Another woman, who was on maternity leave, was uncertain what her post-maternity leave schedule would look like. SAI supported any solution that worked best for her family. In addition, while on maternity leave, a position for an assistant project manager was advertised. Her supervisor made sure she was notified in the event that she wanted to apply. In an era (according to Forbes Magazine) when the cost of childcare is forcing 54% of women, compared to 42% of men, out of the workforce, SAI encourages and cares about a woman’s ability to thrive professionally and personally.
SAI continues to make strides to reframe the culture and to empower women in the workforce so that they are not faced with the dilemma of making life altering changes due to workplace inflexibility.
SAI encourages employees to continue their education and offers a tuition reimbursement plan. As aforementioned, SAI paid for a female professional to achieve her graduate degree as well as accommodating a flexible work schedule that allowed her to parent while obtaining her degree. SAI regularly pays for professional trainings. This fall, they sent a new graduate hire to obtain her CBSI; this essential bridge inspector training will help her anticipate project challenges, grow as an industry professional, and garner respect for her expertise.
While continued education is essential for professional growth, it means nothing if the rest of your life is unbalanced. According to Forbes Magazine, women are still taking on most household responsibilities which results in more stress and less time for self-care. One SAI employee describes how SAI’s commitment to flexibility transcends the workplace into the intangible moments in life you get to experience as a parent:
My supervisors have never [batted an eye] that as a young mother … I have had to take time off due to snow days and doctor appointments. I start a little later … to get my son out of bed and off on the bus at 7:15. [R]ecently, I have spent … time working from home in the evenings in order to meet deadlines instead of having to stay at the office to get things done…I can go home, have dinner, go to my son’s practices/games, then come home and work..

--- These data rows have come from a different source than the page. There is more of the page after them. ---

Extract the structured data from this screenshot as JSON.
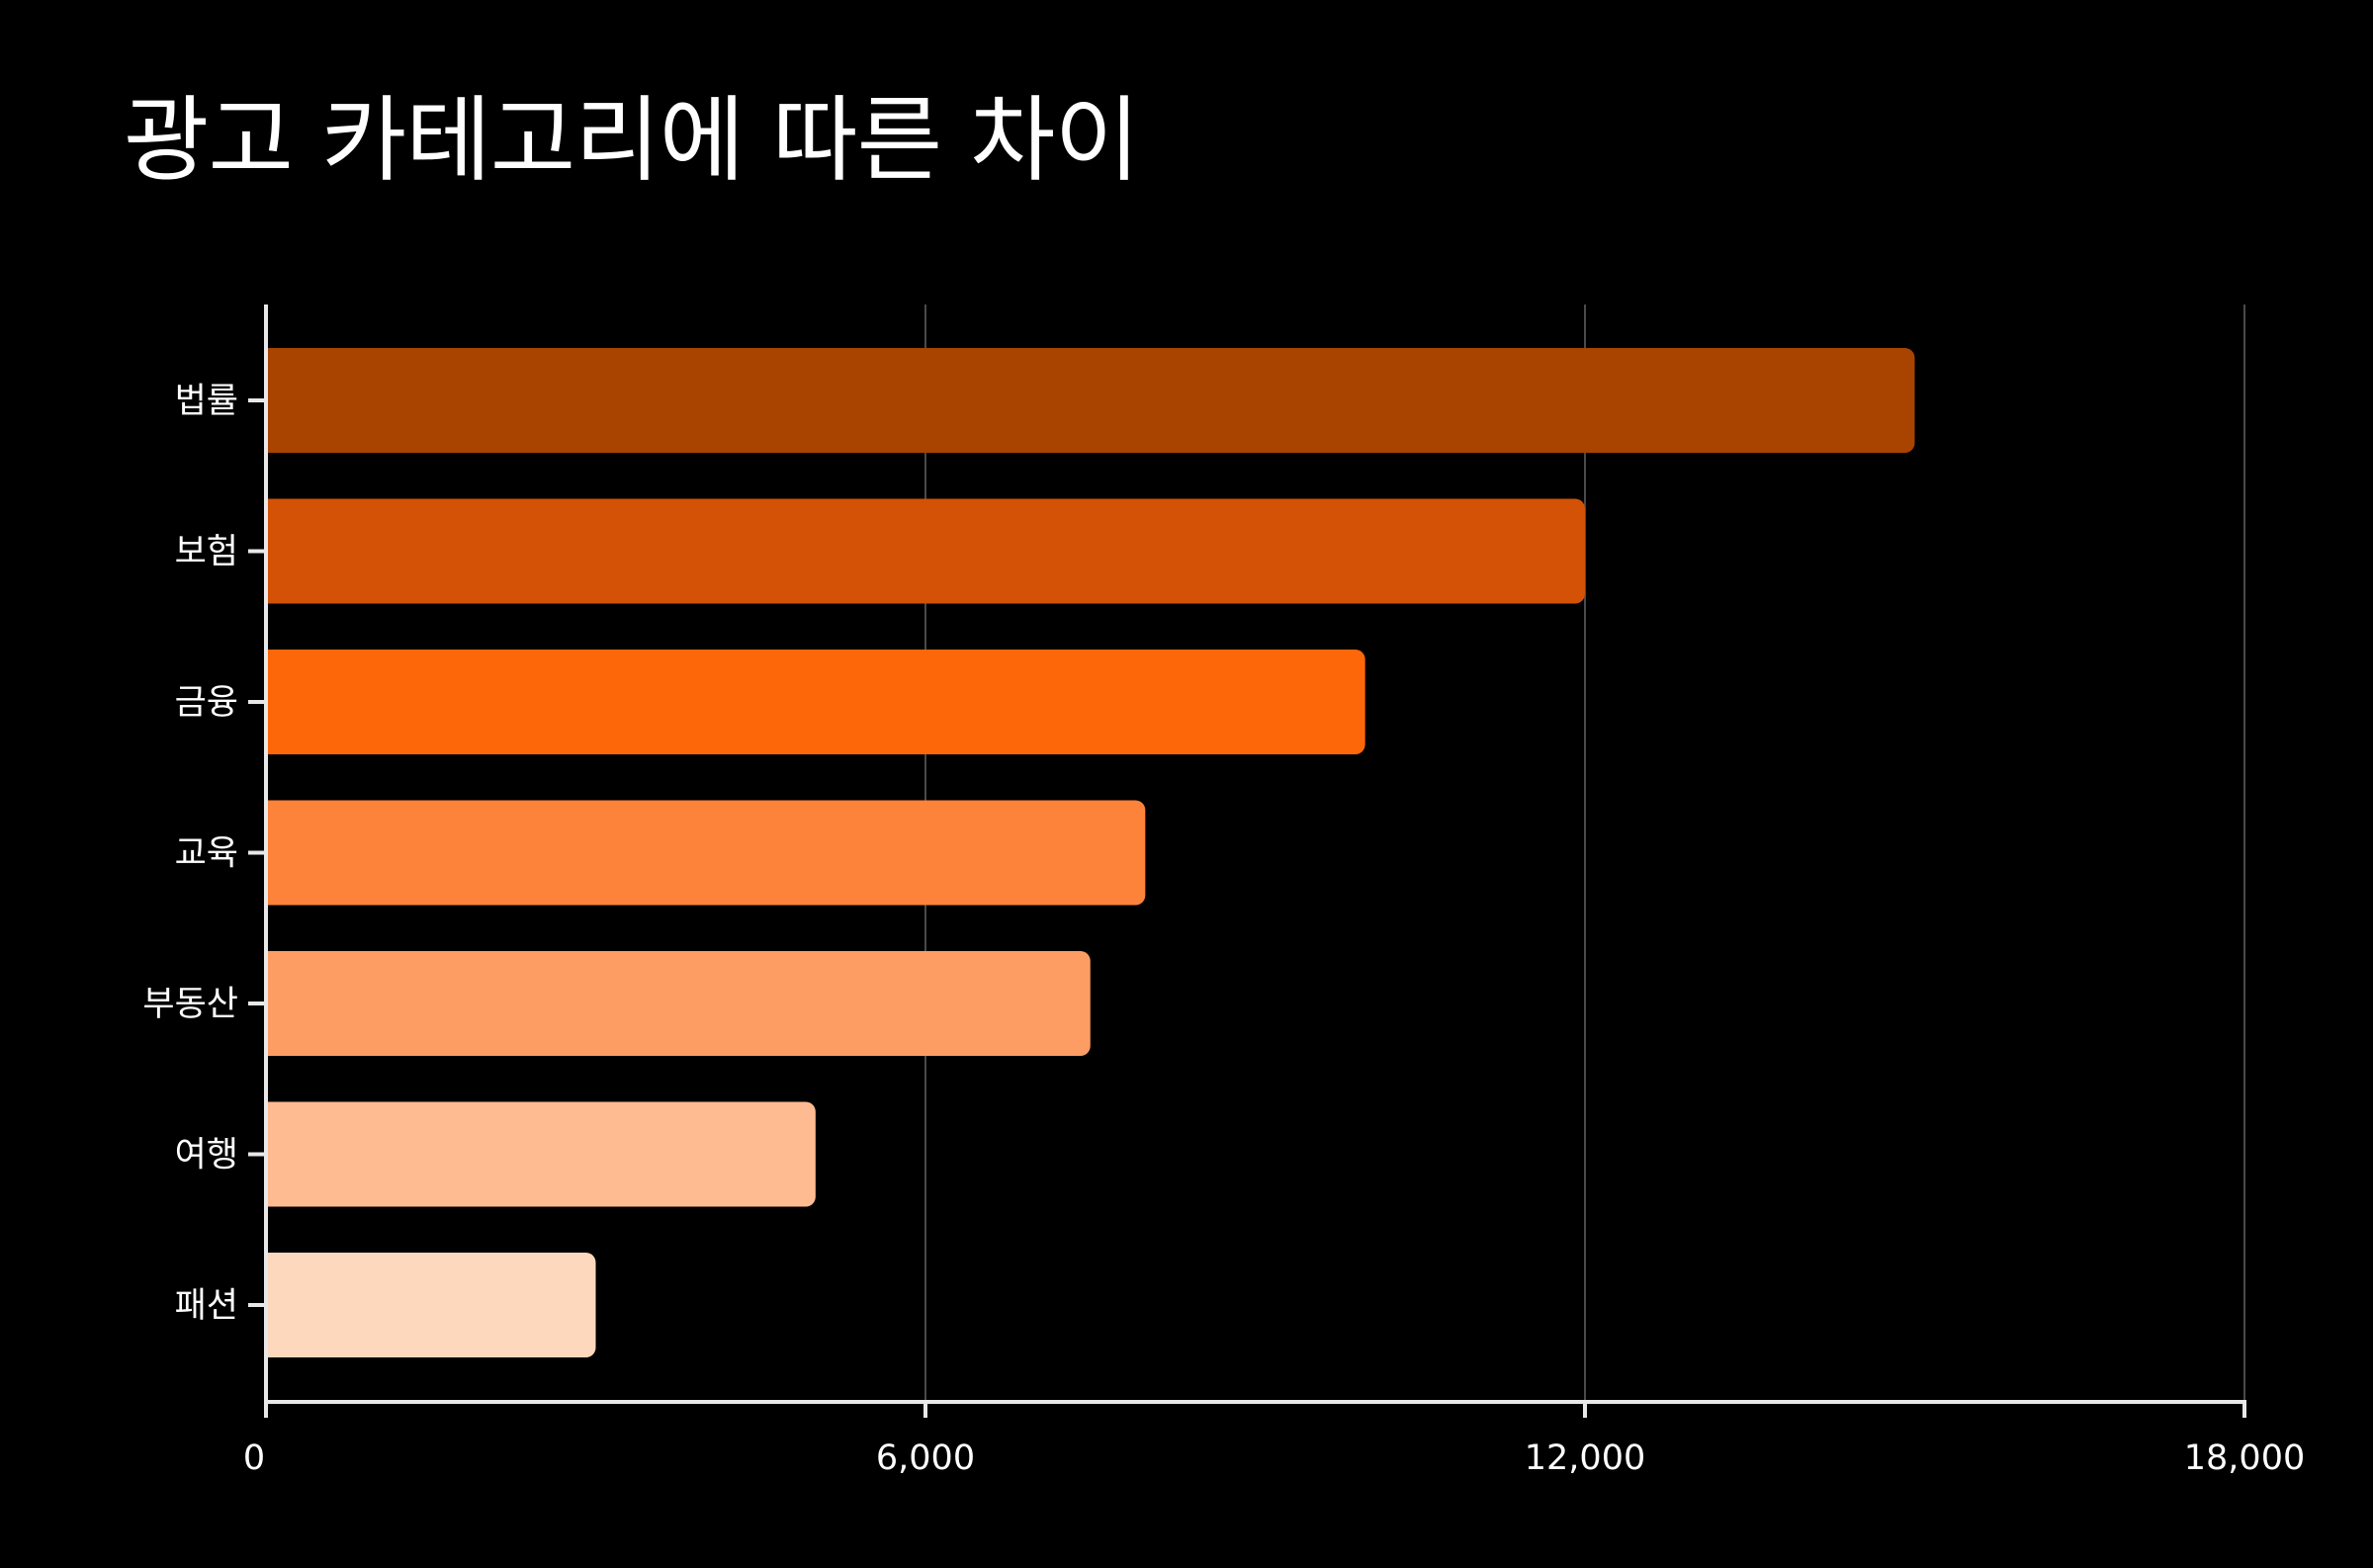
{
  "chart_data": {
    "type": "bar",
    "orientation": "horizontal",
    "title": "광고 카테고리에 따른 차이",
    "xlabel": "",
    "ylabel": "",
    "categories": [
      "법률",
      "보험",
      "금융",
      "교육",
      "부동산",
      "여행",
      "패션"
    ],
    "values": [
      15000,
      12000,
      10000,
      8000,
      7500,
      5000,
      3000
    ],
    "colors": [
      "#a84300",
      "#d35206",
      "#fe6709",
      "#fd823a",
      "#fd9d64",
      "#febb91",
      "#fdd8bd"
    ],
    "xlim": [
      0,
      18000
    ],
    "xticks": [
      "0",
      "6,000",
      "12,000",
      "18,000"
    ],
    "xtick_values": [
      0,
      6000,
      12000,
      18000
    ],
    "grid": "vertical",
    "background": "#000000",
    "text_color": "#ffffff"
  }
}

SAI’s 2020 internship program will provide work experience for two female draftspersons. Our professionals participate in STEM activities, career presentations as schools and universities, and “bring your child to work” days. These activities promote transportation careers for young girls and boys.
Being mindful of what Leslie Richards has said, “You have to see it to become it,” led SAI to ask: how can we envision a better tomorrow. With women leading the initiatives, SAI is committed and determine to leave behind a better professional environment for years to come.